Proposed laws making it easier to disqualify union officials and deregister unions have passed the lower house but will not be voted on by the Senate before late October.
Lower house MPs voted 75-67 in support of the Coalition’s Ensuring Integrity Bill yesterday. The government now faces the challenge of meeting concerns expressed by the Senate crossbench about the proposals. In parliament yesterday, Attorney-General Christian Porter sought to rebuff ALP and union claims that unions could face deregistration by the Federal Court for relatively minor civil breaches.
Mr Porter also again denied Labor and union claims that the legislation would open the way for the nurses’ union to be deregistered if members took unprotected industrial action in support of better staff ratios.
The opposition and the ACTU insist passage of the bill would allow the Federal Court to deregister the Australian Nursing and Midwifery Federation if nurses took unprotected action to protest against unsafe staffing levels at a hospital or aged-care facility.

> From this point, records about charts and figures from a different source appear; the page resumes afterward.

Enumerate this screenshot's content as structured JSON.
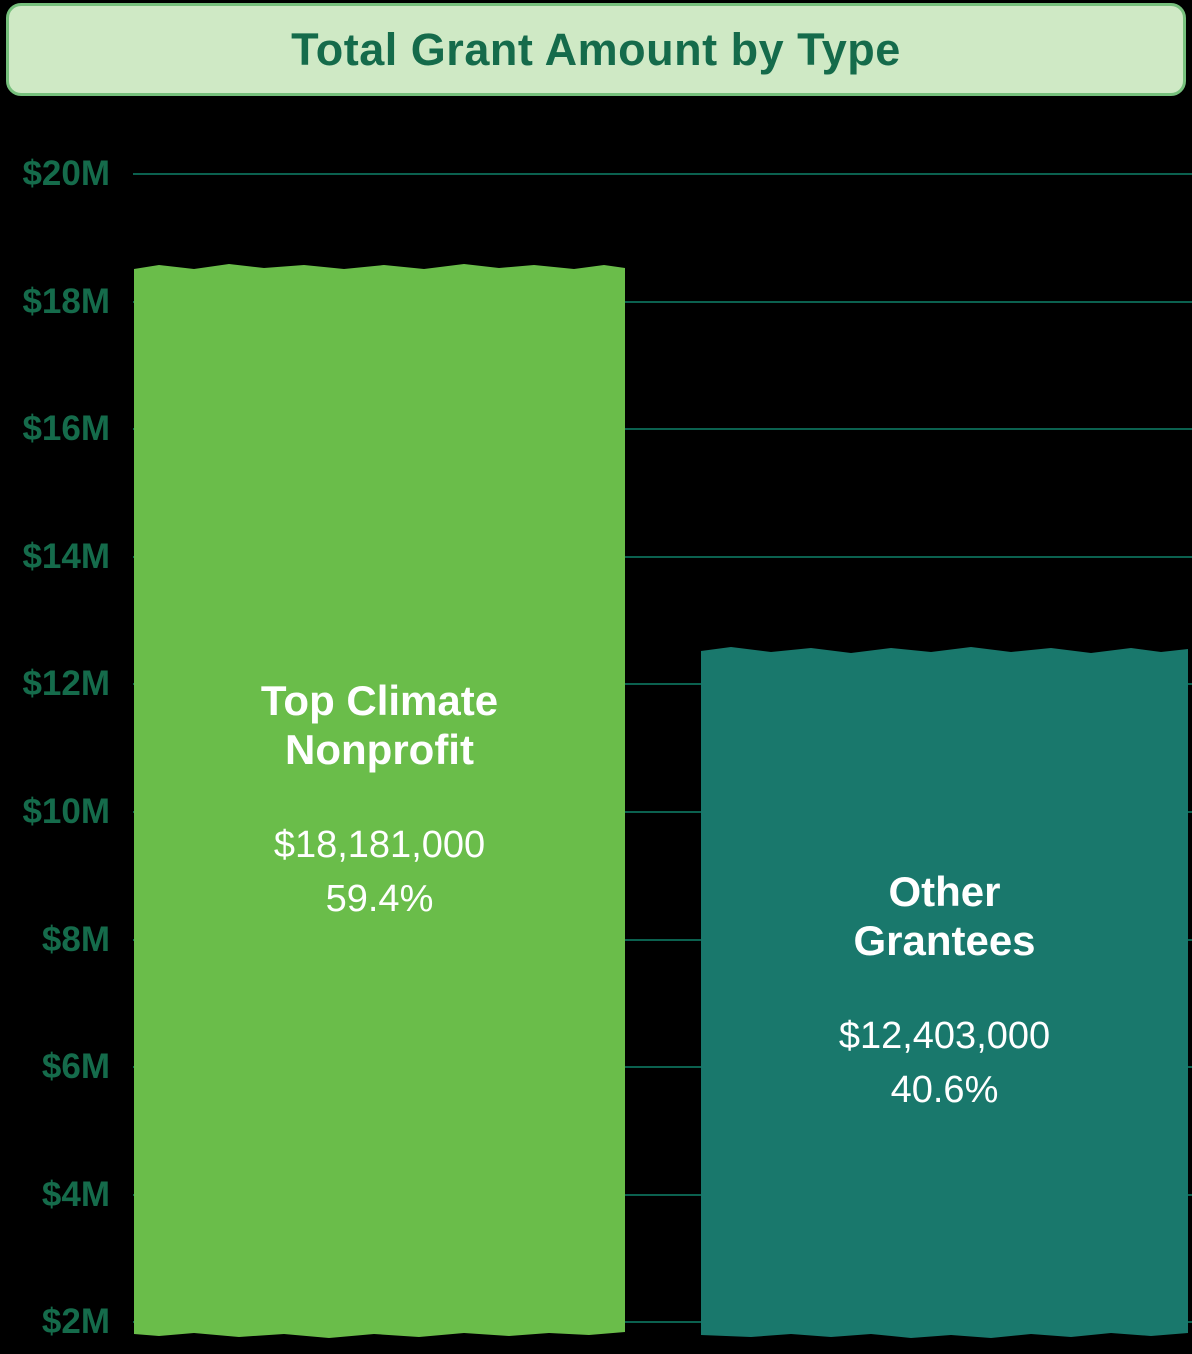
{
  "title": "Total Grant Amount by Type",
  "y_axis": {
    "ticks": [
      "$20M",
      "$18M",
      "$16M",
      "$14M",
      "$12M",
      "$10M",
      "$8M",
      "$6M",
      "$4M",
      "$2M"
    ]
  },
  "bars": [
    {
      "label_lines": [
        "Top Climate",
        "Nonprofit"
      ],
      "amount": "$18,181,000",
      "percent": "59.4%"
    },
    {
      "label_lines": [
        "Other",
        "Grantees"
      ],
      "amount": "$12,403,000",
      "percent": "40.6%"
    }
  ],
  "colors": {
    "background": "#000000",
    "banner_fill": "#cfe9c5",
    "banner_border": "#76c07c",
    "heading_text": "#156b4b",
    "gridline": "#0b614f",
    "bar_green": "#6abd4a",
    "bar_teal": "#19786c",
    "bar_text": "#ffffff"
  },
  "chart_data": {
    "type": "bar",
    "title": "Total Grant Amount by Type",
    "categories": [
      "Top Climate Nonprofit",
      "Other Grantees"
    ],
    "values": [
      18181000,
      12403000
    ],
    "value_labels": [
      "$18,181,000",
      "$12,403,000"
    ],
    "percent_labels": [
      "59.4%",
      "40.6%"
    ],
    "series": [
      {
        "name": "Total Grant Amount",
        "values": [
          18181000,
          12403000
        ]
      }
    ],
    "xlabel": "",
    "ylabel": "",
    "ytick_labels": [
      "$20M",
      "$18M",
      "$16M",
      "$14M",
      "$12M",
      "$10M",
      "$8M",
      "$6M",
      "$4M",
      "$2M"
    ],
    "ytick_values": [
      20000000,
      18000000,
      16000000,
      14000000,
      12000000,
      10000000,
      8000000,
      6000000,
      4000000,
      2000000
    ],
    "ylim": [
      1800000,
      20700000
    ],
    "grid": true,
    "legend": false,
    "bar_colors": [
      "#6abd4a",
      "#19786c"
    ],
    "annotations": "value and percent labels rendered in white inside each bar; hand-drawn xkcd-style wobbly bar edges; black background"
  }
}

Mr Porter said yesterday the claim was patently absurd, saying no nurses’ union had engaged in the type of systemic unlawful conduct that would provide the basis for a court to deregister it.

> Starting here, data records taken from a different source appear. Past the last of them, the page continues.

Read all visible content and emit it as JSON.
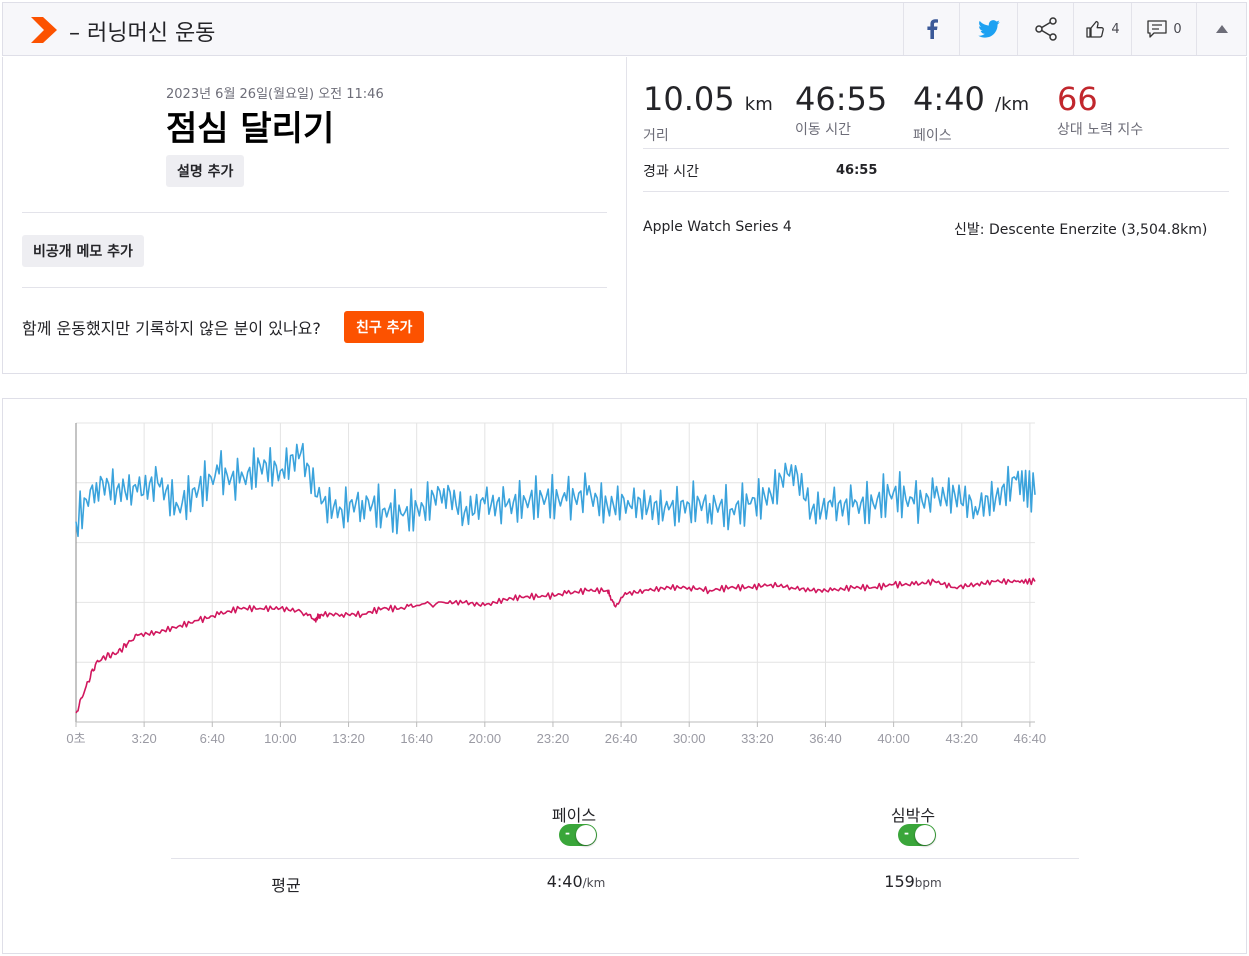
{
  "header": {
    "title": "– 러닝머신 운동",
    "kudos_count": "4",
    "comments_count": "0",
    "icons": [
      "strava-logo-icon",
      "facebook-icon",
      "twitter-icon",
      "share-icon",
      "thumbs-up-icon",
      "comment-icon",
      "caret-up-icon"
    ],
    "brand_color": "#fc5200"
  },
  "activity": {
    "date": "2023년 6월 26일(월요일) 오전 11:46",
    "name": "점심 달리기",
    "add_description": "설명 추가",
    "add_private_note": "비공개 메모 추가",
    "friend_question": "함께 운동했지만 기록하지 않은 분이 있나요?",
    "add_friend": "친구 추가"
  },
  "stats": {
    "distance": {
      "value": "10.05",
      "unit": "km",
      "label": "거리"
    },
    "moving_time": {
      "value": "46:55",
      "label": "이동 시간"
    },
    "pace": {
      "value": "4:40",
      "unit": "/km",
      "label": "페이스"
    },
    "relative_effort": {
      "value": "66",
      "label": "상대 노력 지수",
      "color": "#c1272d"
    },
    "elapsed_label": "경과 시간",
    "elapsed_value": "46:55",
    "device": "Apple Watch Series 4",
    "shoes_label": "신발:",
    "shoes": "Descente Enerzite (3,504.8km)"
  },
  "legend": {
    "pace_label": "페이스",
    "hr_label": "심박수",
    "avg_label": "평균",
    "pace_avg": "4:40",
    "pace_unit": "/km",
    "hr_avg": "159",
    "hr_unit": "bpm",
    "toggle_dash": "-"
  },
  "chart_data": {
    "type": "line",
    "x_tick_labels": [
      "0초",
      "3:20",
      "6:40",
      "10:00",
      "13:20",
      "16:40",
      "20:00",
      "23:20",
      "26:40",
      "30:00",
      "33:20",
      "36:40",
      "40:00",
      "43:20",
      "46:40"
    ],
    "x_tick_seconds": [
      0,
      200,
      400,
      600,
      800,
      1000,
      1200,
      1400,
      1600,
      1800,
      2000,
      2200,
      2400,
      2600,
      2800
    ],
    "x_range": [
      0,
      2815
    ],
    "grid": true,
    "series": [
      {
        "name": "페이스",
        "color": "#3ba3dc",
        "scale_range": [
          0,
          100
        ],
        "x": [
          0,
          60,
          120,
          180,
          240,
          300,
          360,
          420,
          480,
          540,
          600,
          660,
          720,
          780,
          840,
          900,
          960,
          1020,
          1080,
          1140,
          1200,
          1260,
          1320,
          1380,
          1440,
          1500,
          1560,
          1620,
          1680,
          1740,
          1800,
          1860,
          1920,
          1980,
          2040,
          2100,
          2160,
          2220,
          2280,
          2340,
          2400,
          2460,
          2520,
          2580,
          2640,
          2700,
          2760,
          2815
        ],
        "values": [
          67,
          80,
          78,
          77,
          80,
          72,
          78,
          83,
          80,
          86,
          84,
          90,
          73,
          71,
          74,
          71,
          69,
          72,
          78,
          70,
          73,
          72,
          74,
          75,
          74,
          76,
          72,
          74,
          72,
          71,
          73,
          73,
          71,
          73,
          76,
          86,
          71,
          72,
          72,
          73,
          77,
          73,
          75,
          76,
          72,
          75,
          81,
          76
        ]
      },
      {
        "name": "심박수",
        "color": "#d1175e",
        "scale_range": [
          0,
          100
        ],
        "x": [
          0,
          30,
          60,
          90,
          120,
          150,
          180,
          240,
          300,
          360,
          420,
          480,
          540,
          600,
          660,
          700,
          720,
          780,
          840,
          900,
          960,
          1000,
          1080,
          1140,
          1200,
          1260,
          1320,
          1380,
          1440,
          1500,
          1560,
          1580,
          1620,
          1680,
          1740,
          1800,
          1860,
          1920,
          1980,
          2040,
          2100,
          2160,
          2220,
          2280,
          2340,
          2400,
          2460,
          2520,
          2580,
          2640,
          2700,
          2760,
          2815
        ],
        "values": [
          3,
          12,
          20,
          22,
          23,
          26,
          29,
          30,
          32,
          34,
          36,
          38,
          38,
          38,
          37,
          34,
          36,
          36,
          36,
          38,
          38,
          39,
          40,
          40,
          39,
          41,
          42,
          42,
          43,
          44,
          44,
          39,
          43,
          44,
          45,
          45,
          44,
          45,
          45,
          46,
          45,
          44,
          44,
          45,
          45,
          46,
          46,
          47,
          45,
          46,
          47,
          47,
          47
        ]
      }
    ]
  }
}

In considering whether it would be “just, in all the circumstances” to deregister an organisation, the government says the bill expressly requires the Federal Court to consider the nature of the matter giving rise to the application and what is in the best interests of the members of the organisation as a whole.
Mr Porter also rejected claims by Greens MP Adam Bandt that industrial action by bus drivers was potential grounds for deregistering their union under the bill.
The bill will be subject to a Senate inquiry reporting by October 25 before being voted on in the Senate.
Master Builders Australia chief executive Denita Wawn said the new legislation would mean there were real consequences for registered organisations and officials “who operate like they are above the law”.
“The construction unions refuse to abandon their toxic culture and as a result it’s getting worse for our members and our industry by the day,” she said. “Since the start of 2017 alone, building unions have been slapped with almost $8 million in penalties and fines for over 800 breaches of the law spanning almost 40 separate court cases,” Ms Wawn said.